Trabalho de telefonistas
A aposentada Libânia Girão, 77 anos, acompanhou as mudanças das empresas de telefonia de Fortaleza desde 1969 até 1996, tendo atuado como telefonista e, posteriormente, assistente administrativa de empresas como a Companhia Telefônica do Ceará (Cotelce), Companhia de Telecomunicações do Ceará (Citelc), Teleceará e Telemar.
“No começo, a gente fazia mais trabalhos de serviços. As pessoas ligavam para perguntar informações, esse tipo de coisa. Depois a gente começou a fazer as transferências das ligações de pessoas que queriam falar com conhecidos de outras cidades do Ceará ou de outros estados”, relembra Libânia.
Conforme explica, o procedimento para localizar o remetente de uma ligação não era simples como nos dias atuais. Antigamente, ao ligar para uma cidade do interior, a telefonista precisava entrar em contato com o posto de serviço e esperar a responsável pelo atendimento avisar à pessoa buscada.
“Por exemplo, se alguém ligasse para Morada Nova e dissesse que queria conversar com Valquíria.

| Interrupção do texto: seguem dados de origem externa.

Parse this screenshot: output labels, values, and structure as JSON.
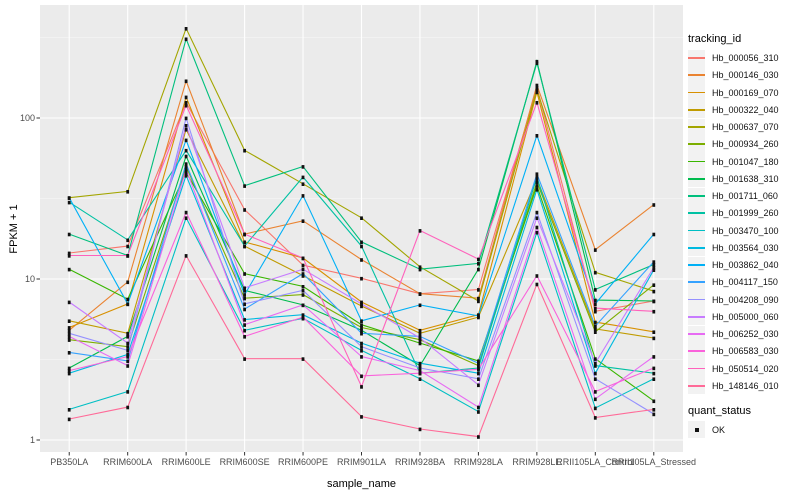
{
  "chart_data": {
    "type": "line",
    "title": "",
    "xlabel": "sample_name",
    "ylabel": "FPKM + 1",
    "x_categories": [
      "PB350LA",
      "RRIM600LA",
      "RRIM600LE",
      "RRIM600SE",
      "RRIM600PE",
      "RRIM901LA",
      "RRIM928BA",
      "RRIM928LA",
      "RRIM928LE",
      "RRII105LA_Control",
      "RRII105LA_Stressed"
    ],
    "y_axis": {
      "scale": "log10",
      "tick_values": [
        1,
        10,
        100
      ],
      "tick_labels": [
        "1",
        "10",
        "100"
      ],
      "range": [
        1,
        520
      ],
      "minor_tick_values": [
        3.162,
        31.62,
        316.2
      ]
    },
    "grid": true,
    "legend": {
      "title": "tracking_id",
      "position": "right"
    },
    "legend2": {
      "title": "quant_status",
      "items": [
        {
          "label": "OK",
          "marker": "black-square"
        }
      ]
    },
    "point_marker": {
      "shape": "square",
      "color": "#111111",
      "size": 2.8
    },
    "style": {
      "panel_bg": "#ebebeb",
      "grid_major": "#ffffff",
      "grid_minor": "#f5f5f5",
      "tick_color": "#333333",
      "tick_text": "#4d4d4d"
    },
    "series": [
      {
        "name": "Hb_000056_310",
        "color": "#F8766D",
        "values": [
          14.5,
          16,
          125,
          27,
          12.2,
          10.1,
          8.1,
          8.6,
          155,
          6.3,
          7.3
        ]
      },
      {
        "name": "Hb_000146_030",
        "color": "#EA8331",
        "values": [
          4.8,
          9.6,
          170,
          19,
          23,
          13.2,
          8.1,
          7.6,
          160,
          15.2,
          29
        ]
      },
      {
        "name": "Hb_000169_070",
        "color": "#D89000",
        "values": [
          5.0,
          7.0,
          135,
          17,
          13.5,
          7.2,
          4.8,
          6.0,
          145,
          5.4,
          4.7
        ]
      },
      {
        "name": "Hb_000322_040",
        "color": "#C09B00",
        "values": [
          5.5,
          4.6,
          85,
          16,
          10.5,
          6.8,
          4.6,
          5.8,
          42,
          4.9,
          4.3
        ]
      },
      {
        "name": "Hb_000637_070",
        "color": "#A3A500",
        "values": [
          32,
          35,
          360,
          63,
          39,
          24,
          11.9,
          7.3,
          150,
          11,
          8.4
        ]
      },
      {
        "name": "Hb_000934_260",
        "color": "#7CAE00",
        "values": [
          4.2,
          3.8,
          50,
          7.6,
          8.0,
          5.0,
          4.2,
          2.9,
          40,
          4.7,
          9.2
        ]
      },
      {
        "name": "Hb_001047_180",
        "color": "#39B600",
        "values": [
          11.5,
          7.5,
          46,
          10.8,
          9.0,
          5.2,
          4.0,
          3.1,
          38,
          3.2,
          1.75
        ]
      },
      {
        "name": "Hb_001638_310",
        "color": "#00BB4E",
        "values": [
          2.8,
          4.4,
          58,
          8.5,
          6.9,
          4.8,
          2.9,
          11.5,
          225,
          7.4,
          7.3
        ]
      },
      {
        "name": "Hb_001711_060",
        "color": "#00BF7D",
        "values": [
          19,
          14,
          310,
          38,
          50,
          17,
          11.5,
          12.5,
          220,
          8.6,
          12.3
        ]
      },
      {
        "name": "Hb_001999_260",
        "color": "#00C1A3",
        "values": [
          30,
          17.5,
          63,
          16,
          43,
          16,
          2.6,
          2.8,
          43,
          2.9,
          2.6
        ]
      },
      {
        "name": "Hb_003470_100",
        "color": "#00BFC4",
        "values": [
          1.55,
          2.0,
          24,
          4.8,
          5.7,
          3.6,
          2.4,
          1.5,
          19.5,
          1.58,
          2.4
        ]
      },
      {
        "name": "Hb_003564_030",
        "color": "#00BAE0",
        "values": [
          2.6,
          3.4,
          44,
          5.6,
          6.0,
          4.0,
          3.0,
          2.6,
          36,
          2.6,
          11.4
        ]
      },
      {
        "name": "Hb_003862_040",
        "color": "#00B0F6",
        "values": [
          32,
          7.0,
          73,
          8.0,
          33,
          5.5,
          6.9,
          5.9,
          78,
          7.0,
          19
        ]
      },
      {
        "name": "Hb_004117_150",
        "color": "#35A2FF",
        "values": [
          3.5,
          3.1,
          52,
          6.5,
          10.8,
          4.6,
          4.4,
          3.0,
          45,
          5.1,
          12.8
        ]
      },
      {
        "name": "Hb_004208_090",
        "color": "#9590FF",
        "values": [
          4.6,
          3.6,
          100,
          7.0,
          8.5,
          3.8,
          2.8,
          2.4,
          26,
          2.4,
          1.45
        ]
      },
      {
        "name": "Hb_005000_060",
        "color": "#C77CFF",
        "values": [
          7.2,
          4.0,
          90,
          8.8,
          11.5,
          7.0,
          4.3,
          2.2,
          24,
          3.0,
          11.8
        ]
      },
      {
        "name": "Hb_006252_030",
        "color": "#E76BF3",
        "values": [
          4.4,
          2.9,
          48,
          5.2,
          6.9,
          3.3,
          2.7,
          1.6,
          21,
          1.8,
          3.3
        ]
      },
      {
        "name": "Hb_006583_030",
        "color": "#FA62DB",
        "values": [
          2.7,
          3.3,
          26,
          4.4,
          5.8,
          2.5,
          2.6,
          2.75,
          10.5,
          2.0,
          2.8
        ]
      },
      {
        "name": "Hb_050514_020",
        "color": "#FF62BC",
        "values": [
          14,
          14,
          120,
          19,
          13.5,
          2.15,
          20,
          13.3,
          125,
          6.6,
          6.3
        ]
      },
      {
        "name": "Hb_148146_010",
        "color": "#FF6A98",
        "values": [
          1.35,
          1.6,
          14,
          3.2,
          3.2,
          1.4,
          1.17,
          1.05,
          9.3,
          1.38,
          1.55
        ]
      }
    ]
  }
}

A telefonista me dizia para retornar depois de 20 minutos, que era o tempo para chamar a Valquíria. Então, eu fazia o intercâmbio entre a pessoa que estava em Morada Nova e a de Fortaleza”, detalha.
Por isso, a maior dificuldade enfrentada costumava ser o tempo de espera e, também, a necessidade de conseguir contato com a linha de alguma cidade do interior, uma vez que ficava no aguardo de uma telefonista do posto atender sua ligação.
Chegada do telefone no Brasil
No Brasil, o telefone chegou em 1877, trazido pelo imperador Dom Pedro II, que conheceu e testou a engenhoca numa exposição na qual Bell participava, na Filadélfia. “Meu Deus! Isto fala!”, teria dito o imperador, o primeiro brasileiro a interagir numa ligação. Segundo o especialista João César, o imperador já tinha proximidade com a ciência.
"Estava presente como avaliador do congresso mundial. Quando ele viu aquela mostra do telefone, no formato bem diferente do que era hoje, tomou a decisão de trazer para o Brasil", explica.
Como ainda hoje acontece com as inovações tecnológicas, o telefone, no início, era acessado somente pelos mais ricos do País. Além disso, a intenção inicial de Dom Pedro II era instalar uma linha apenas entre o Palácio da Quinta da Boa Vista e as casas ministeriais, no Rio de Janeiro.
Confira outros eventos
- 1955: Telefones de Fortaleza, que até então tinham apenas 4 dígitos, passam a acrescentar mais um algarismo, ficando com 5 números
- 1976: Fortaleza tem a inauguração do sistema de telefone DDI (Discagem Direta Internacional). Com isso, o Ceará passa a poder entrar em contato com países da Europa Ocidental, assim como com o Canadá e os Estados Unidos
- 1992: Os primeiros telefones públicos a cartão começam a funcionar de modo experimental em locais como no North Shopping, na Avenida Bezerra de Menezes; no Terminal Rodoviário Engenheiro João Tomé, na Avenida Deputedo Oswaldo Studart e no Center Um, na Avenida Santos Dumont.
- 2004: Os números de telefone fixo de Fortaleza e dos outros municípios cearenses, que antes estavam com 7 dígitos, tem acréscimo de mais um, ficando com um total de oito algarismos. É adicionado o algarismo ‘‘3’’ à frente do número pré-existente. Segundo arquivos do Nirez, a mudança atinge 800 mil linhas da Telemar no Estado.